During the visit, Mr. Fall, who also heads the UN Regional Office for Central Africa (UNOCA), reviewed the state of affairs and assessed the impact of recent measures taken by the Government to address the concerns of English-speaking lawyers and teachers, UNOCA said in a press release.
“I had fruitful and hopeful exchanges with all the stakeholders,” the Special Representative said at a press conference in Yaoundé on 12 April. He met with Government officials, members of civil society, opposition leaders, members of the diplomatic corps and the UN system.
He also met with people arrested and detained in connection with the situation in the north-west and south-west, including Felix Nkongho Agbor Balla and radio broadcaster Mancho Bibixy.
“I encourage the Cameroonian Government to take all the measures it deems appropriate, as soon as possible and within the framework of the law, in order to create conditions conducive to building the confidence needed to end the crisis,” noted Mr. Fall.

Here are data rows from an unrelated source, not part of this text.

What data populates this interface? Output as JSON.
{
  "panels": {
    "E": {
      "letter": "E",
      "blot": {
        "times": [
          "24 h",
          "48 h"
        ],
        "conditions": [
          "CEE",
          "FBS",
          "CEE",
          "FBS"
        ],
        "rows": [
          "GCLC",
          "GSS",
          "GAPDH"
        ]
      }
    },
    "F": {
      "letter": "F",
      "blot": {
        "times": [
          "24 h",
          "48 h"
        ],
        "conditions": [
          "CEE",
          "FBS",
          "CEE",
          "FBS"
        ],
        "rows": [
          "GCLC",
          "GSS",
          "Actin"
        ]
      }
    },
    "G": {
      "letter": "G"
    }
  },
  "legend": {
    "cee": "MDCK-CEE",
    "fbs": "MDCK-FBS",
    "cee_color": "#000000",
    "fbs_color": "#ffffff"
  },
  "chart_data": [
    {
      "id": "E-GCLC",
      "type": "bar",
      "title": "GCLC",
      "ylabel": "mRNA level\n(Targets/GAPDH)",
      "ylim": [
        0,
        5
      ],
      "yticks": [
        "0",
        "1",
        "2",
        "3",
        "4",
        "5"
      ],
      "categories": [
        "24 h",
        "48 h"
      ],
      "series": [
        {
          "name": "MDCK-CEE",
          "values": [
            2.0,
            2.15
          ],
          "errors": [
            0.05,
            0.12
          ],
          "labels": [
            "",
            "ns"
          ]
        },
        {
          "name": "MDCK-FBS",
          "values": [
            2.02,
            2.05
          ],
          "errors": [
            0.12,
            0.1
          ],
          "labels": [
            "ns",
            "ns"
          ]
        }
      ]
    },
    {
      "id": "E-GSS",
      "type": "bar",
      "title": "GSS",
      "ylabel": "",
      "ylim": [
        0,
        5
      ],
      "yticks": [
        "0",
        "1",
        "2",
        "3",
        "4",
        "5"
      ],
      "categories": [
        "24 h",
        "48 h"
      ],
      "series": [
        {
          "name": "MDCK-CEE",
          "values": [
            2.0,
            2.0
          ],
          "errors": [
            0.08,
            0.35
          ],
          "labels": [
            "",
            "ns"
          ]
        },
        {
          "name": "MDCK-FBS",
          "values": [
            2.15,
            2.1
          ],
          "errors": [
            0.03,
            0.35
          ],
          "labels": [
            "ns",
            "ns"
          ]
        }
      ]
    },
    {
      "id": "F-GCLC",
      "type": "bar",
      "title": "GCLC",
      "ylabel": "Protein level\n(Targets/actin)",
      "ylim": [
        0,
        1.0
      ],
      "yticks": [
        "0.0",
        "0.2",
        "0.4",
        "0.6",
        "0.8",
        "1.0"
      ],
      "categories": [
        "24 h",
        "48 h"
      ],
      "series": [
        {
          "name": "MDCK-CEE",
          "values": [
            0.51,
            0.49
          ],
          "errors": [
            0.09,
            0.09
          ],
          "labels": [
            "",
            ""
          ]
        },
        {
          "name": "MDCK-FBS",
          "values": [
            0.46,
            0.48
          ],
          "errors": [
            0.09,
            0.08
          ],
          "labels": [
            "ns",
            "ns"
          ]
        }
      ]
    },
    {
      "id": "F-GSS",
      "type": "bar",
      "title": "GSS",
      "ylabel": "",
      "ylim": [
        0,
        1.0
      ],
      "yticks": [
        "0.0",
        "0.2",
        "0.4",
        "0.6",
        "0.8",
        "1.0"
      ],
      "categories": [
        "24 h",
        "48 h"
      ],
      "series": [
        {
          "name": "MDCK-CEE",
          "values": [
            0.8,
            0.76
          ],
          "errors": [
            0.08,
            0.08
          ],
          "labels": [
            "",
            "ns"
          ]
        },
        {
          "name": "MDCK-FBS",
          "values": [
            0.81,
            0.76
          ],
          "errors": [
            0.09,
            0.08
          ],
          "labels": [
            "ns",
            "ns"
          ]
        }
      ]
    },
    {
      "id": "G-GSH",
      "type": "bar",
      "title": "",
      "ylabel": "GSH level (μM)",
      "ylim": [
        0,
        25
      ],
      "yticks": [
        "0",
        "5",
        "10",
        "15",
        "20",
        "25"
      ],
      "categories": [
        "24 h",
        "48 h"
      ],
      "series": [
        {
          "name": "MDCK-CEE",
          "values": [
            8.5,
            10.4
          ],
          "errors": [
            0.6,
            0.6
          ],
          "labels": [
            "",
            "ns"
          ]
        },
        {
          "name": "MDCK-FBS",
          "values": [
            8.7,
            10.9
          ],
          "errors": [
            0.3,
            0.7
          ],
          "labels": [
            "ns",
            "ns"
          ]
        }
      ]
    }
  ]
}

With this in mind, he stressed that “the pursuit of a sincere and constructive dialogue taking into account the achievements is paramount.” He added that, where appropriate, the UN remains ready to continue “to accompany this dynamic in order to contribute to the efforts of the authorities and their partners in the search for consensual and lasting solutions to this situation.”

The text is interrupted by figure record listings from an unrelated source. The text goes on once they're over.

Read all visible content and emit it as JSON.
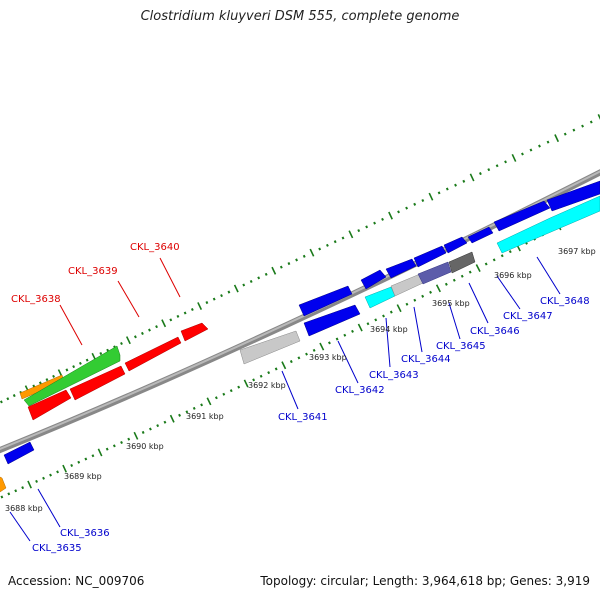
{
  "title": "Clostridium kluyveri DSM 555, complete genome",
  "footer": {
    "accession": "Accession: NC_009706",
    "summary": "Topology: circular; Length: 3,964,618 bp; Genes: 3,919"
  },
  "colors": {
    "backbone": "#888888",
    "tick": "#1a7a1a",
    "red": "#ff0000",
    "green": "#33cc33",
    "orange": "#ff9900",
    "blue": "#0000ee",
    "cyan": "#00ffff",
    "lightgray": "#c8c8c8",
    "slate": "#5c5caa",
    "darkgray": "#666666",
    "label_red": "#dd0000",
    "label_blue": "#0000cc"
  },
  "kbp_labels": [
    "3688 kbp",
    "3689 kbp",
    "3690 kbp",
    "3691 kbp",
    "3692 kbp",
    "3693 kbp",
    "3694 kbp",
    "3695 kbp",
    "3696 kbp",
    "3697 kbp"
  ],
  "gene_labels": {
    "top": [
      "CKL_3638",
      "CKL_3639",
      "CKL_3640"
    ],
    "bottom": [
      "CKL_3635",
      "CKL_3636",
      "CKL_3641",
      "CKL_3642",
      "CKL_3643",
      "CKL_3644",
      "CKL_3645",
      "CKL_3646",
      "CKL_3647",
      "CKL_3648"
    ]
  }
}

Mr. Fall reiterated the UN’s call to all parties to address the current situation through peaceful and legal means. He welcomed the Government’s announced intention to restore Internet services in Bamenda for hospitals, universities and banks, as part of a package of measures announced on 30 March by the Minister of Justice.
He encouraged the Government to consider additional confidence-building measures to appease tensions, including the release of the Anglophone leaders, and the full restoration of internet services in the two regions.
Mr. Fall also called on the leaders of the Anglophone movement to engage with the Government in a constructive manner to find a consensual and lasting solution to the situation in the south-west and north-west regions. He reaffirmed the willingness of the UN to continue to accompany the two parties in their dialogue efforts.
Mr. Fall will return to Cameroon on the occasion of the 44th ministerial meeting of the UN Standing Advisory Committee on Security Questions in Central Africa and that’s at the end of May, beginning of June of this year.